A MELHOR BATATA RÖSTI DO MUNDO – SAAS FEE (SUÍÇA)

Apesar de não esquiar, sempre fui fascinada por regiões que se prestam a tal esporte e outros mais relacionados à neve. A natureza é tão linda neste mundo silencioso, coberto por um manto branco natural, ora parecendo um cobertor gigantesco e brilhante, ora açúcar de confeiteiro polvilhando as arvores e telhados. A neve, ao contrário da chuva, não faz barulho; não se sabe que está acontecendo a não ser que se olhe pela janela.
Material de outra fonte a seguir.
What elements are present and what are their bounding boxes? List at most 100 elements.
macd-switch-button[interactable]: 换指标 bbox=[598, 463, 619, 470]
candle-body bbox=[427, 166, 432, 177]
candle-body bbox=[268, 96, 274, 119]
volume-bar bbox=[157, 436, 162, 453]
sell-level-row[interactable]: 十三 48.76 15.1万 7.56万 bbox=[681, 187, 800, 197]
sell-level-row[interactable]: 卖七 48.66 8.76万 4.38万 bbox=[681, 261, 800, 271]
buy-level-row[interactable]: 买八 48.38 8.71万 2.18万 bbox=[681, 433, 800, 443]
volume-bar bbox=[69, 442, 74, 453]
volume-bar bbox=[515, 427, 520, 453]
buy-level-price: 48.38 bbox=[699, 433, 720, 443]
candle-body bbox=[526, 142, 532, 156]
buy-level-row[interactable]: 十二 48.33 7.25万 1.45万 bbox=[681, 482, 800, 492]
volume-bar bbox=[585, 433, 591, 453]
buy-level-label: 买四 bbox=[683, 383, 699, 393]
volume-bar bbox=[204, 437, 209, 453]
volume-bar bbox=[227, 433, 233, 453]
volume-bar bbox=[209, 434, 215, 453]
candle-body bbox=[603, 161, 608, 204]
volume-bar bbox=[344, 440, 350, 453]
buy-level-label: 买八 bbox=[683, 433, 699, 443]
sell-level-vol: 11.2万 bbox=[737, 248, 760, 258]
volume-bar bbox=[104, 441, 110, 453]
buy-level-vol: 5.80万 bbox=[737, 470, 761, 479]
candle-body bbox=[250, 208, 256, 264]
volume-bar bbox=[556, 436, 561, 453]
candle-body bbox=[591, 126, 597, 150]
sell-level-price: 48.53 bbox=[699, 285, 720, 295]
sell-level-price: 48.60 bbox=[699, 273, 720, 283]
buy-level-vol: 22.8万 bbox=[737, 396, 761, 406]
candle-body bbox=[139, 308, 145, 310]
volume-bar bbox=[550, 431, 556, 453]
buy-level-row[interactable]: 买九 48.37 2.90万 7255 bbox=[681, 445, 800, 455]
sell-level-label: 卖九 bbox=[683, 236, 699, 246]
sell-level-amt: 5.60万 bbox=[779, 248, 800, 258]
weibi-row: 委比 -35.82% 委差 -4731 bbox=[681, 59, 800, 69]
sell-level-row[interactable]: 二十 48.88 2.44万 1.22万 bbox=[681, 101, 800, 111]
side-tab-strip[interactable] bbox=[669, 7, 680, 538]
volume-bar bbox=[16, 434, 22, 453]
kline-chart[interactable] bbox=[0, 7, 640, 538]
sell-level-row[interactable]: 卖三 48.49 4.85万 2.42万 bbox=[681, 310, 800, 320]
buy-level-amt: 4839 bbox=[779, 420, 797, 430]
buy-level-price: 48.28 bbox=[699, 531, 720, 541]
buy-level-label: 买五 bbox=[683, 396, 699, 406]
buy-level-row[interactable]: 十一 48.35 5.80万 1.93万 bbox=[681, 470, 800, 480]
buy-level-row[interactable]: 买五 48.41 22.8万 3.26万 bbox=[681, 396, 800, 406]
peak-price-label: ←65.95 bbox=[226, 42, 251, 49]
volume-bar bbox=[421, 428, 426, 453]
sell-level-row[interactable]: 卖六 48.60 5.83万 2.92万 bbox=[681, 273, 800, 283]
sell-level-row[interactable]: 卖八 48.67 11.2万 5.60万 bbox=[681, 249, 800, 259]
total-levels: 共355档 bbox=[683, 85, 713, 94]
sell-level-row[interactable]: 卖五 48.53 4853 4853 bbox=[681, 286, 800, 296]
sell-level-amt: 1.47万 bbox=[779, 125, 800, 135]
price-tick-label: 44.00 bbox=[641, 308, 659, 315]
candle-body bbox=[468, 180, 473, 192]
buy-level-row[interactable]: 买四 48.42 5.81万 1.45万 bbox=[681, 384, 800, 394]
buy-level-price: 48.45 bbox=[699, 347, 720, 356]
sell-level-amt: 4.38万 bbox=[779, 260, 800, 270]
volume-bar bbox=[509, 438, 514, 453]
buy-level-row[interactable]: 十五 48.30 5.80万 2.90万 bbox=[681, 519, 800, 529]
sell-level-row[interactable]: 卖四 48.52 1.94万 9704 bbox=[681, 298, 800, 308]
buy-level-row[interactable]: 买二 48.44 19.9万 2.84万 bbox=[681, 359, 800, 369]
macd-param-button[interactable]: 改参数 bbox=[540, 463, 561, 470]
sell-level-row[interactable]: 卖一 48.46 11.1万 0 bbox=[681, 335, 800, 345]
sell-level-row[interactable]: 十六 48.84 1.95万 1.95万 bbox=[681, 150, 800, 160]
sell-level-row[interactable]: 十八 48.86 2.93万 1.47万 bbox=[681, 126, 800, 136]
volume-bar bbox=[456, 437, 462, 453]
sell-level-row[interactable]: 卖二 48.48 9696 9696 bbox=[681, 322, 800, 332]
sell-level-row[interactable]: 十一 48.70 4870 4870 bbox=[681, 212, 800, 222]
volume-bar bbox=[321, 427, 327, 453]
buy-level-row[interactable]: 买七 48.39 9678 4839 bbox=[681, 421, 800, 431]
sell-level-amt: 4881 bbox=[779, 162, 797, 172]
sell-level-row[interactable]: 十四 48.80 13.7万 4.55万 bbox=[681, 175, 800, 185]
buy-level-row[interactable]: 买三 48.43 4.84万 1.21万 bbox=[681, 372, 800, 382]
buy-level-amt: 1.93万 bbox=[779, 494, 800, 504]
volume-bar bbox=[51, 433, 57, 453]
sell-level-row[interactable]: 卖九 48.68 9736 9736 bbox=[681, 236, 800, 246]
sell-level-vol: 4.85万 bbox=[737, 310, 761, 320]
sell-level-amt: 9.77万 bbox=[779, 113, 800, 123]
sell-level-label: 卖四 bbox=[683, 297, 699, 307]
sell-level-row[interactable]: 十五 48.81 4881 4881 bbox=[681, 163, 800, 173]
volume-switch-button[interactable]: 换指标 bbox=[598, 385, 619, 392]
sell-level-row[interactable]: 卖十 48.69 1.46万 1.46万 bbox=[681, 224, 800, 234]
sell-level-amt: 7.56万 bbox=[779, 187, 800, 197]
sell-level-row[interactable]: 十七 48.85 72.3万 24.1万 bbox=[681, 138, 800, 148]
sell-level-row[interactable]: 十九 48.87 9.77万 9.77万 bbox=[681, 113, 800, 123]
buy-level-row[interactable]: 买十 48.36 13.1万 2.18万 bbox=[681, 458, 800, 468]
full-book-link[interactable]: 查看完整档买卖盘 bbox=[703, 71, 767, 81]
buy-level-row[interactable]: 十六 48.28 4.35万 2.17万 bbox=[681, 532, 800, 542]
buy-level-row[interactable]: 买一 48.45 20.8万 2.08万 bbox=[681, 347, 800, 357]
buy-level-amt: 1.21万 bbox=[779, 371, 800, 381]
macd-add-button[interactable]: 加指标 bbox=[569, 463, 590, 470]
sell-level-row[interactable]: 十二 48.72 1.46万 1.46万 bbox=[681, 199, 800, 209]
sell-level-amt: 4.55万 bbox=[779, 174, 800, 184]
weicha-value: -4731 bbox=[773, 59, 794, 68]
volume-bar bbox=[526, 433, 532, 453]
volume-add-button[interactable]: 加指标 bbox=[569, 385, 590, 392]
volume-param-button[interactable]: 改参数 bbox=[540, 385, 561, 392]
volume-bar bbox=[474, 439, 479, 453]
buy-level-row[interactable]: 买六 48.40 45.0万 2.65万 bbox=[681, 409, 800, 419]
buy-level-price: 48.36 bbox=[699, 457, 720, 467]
Uma linda surpresa gelada que enfeita até os lugares mais sem graça; construções sem nada de especial parecem receber uma “pintura” natural que esconde defeitos e imperfeições. Vegetação sem atrativos específicos ganha uma cobertura de mistério e charme; um “upgrade” que só a natureza pode proporcionar. Até as pessoas, disfarçadas ou não de esportistas invernais parecem mais elegantes, suas roupas coloridas contrastando com o branco do cenário e os quilos a mais bem escondidos por belos trajes da estação.
De uma certa maneira é o caso de Saas Fee, vilazinha de 1500 habitantes no sul da Suíça. Apesar da lindíssima localização, encravada em vale estreito em meio a vários picos que ultrapassam os 4000 metros de altura, com um glaciar fabuloso para tornar tudo ainda mais interessante; a vila propriamente dita nada tem de diferente ou arrojado em termos de arquitetura. Sempre as construções de cimento e madeira escura em forma de chalé que são tão características da Suíça. Mas cobertas de neve e cercadas por alguns estábulos muito antigos, equilibrados em pedras tipo “casa dos Flintstones” e seus poderosos telhados de ardósia rústica, tudo muda.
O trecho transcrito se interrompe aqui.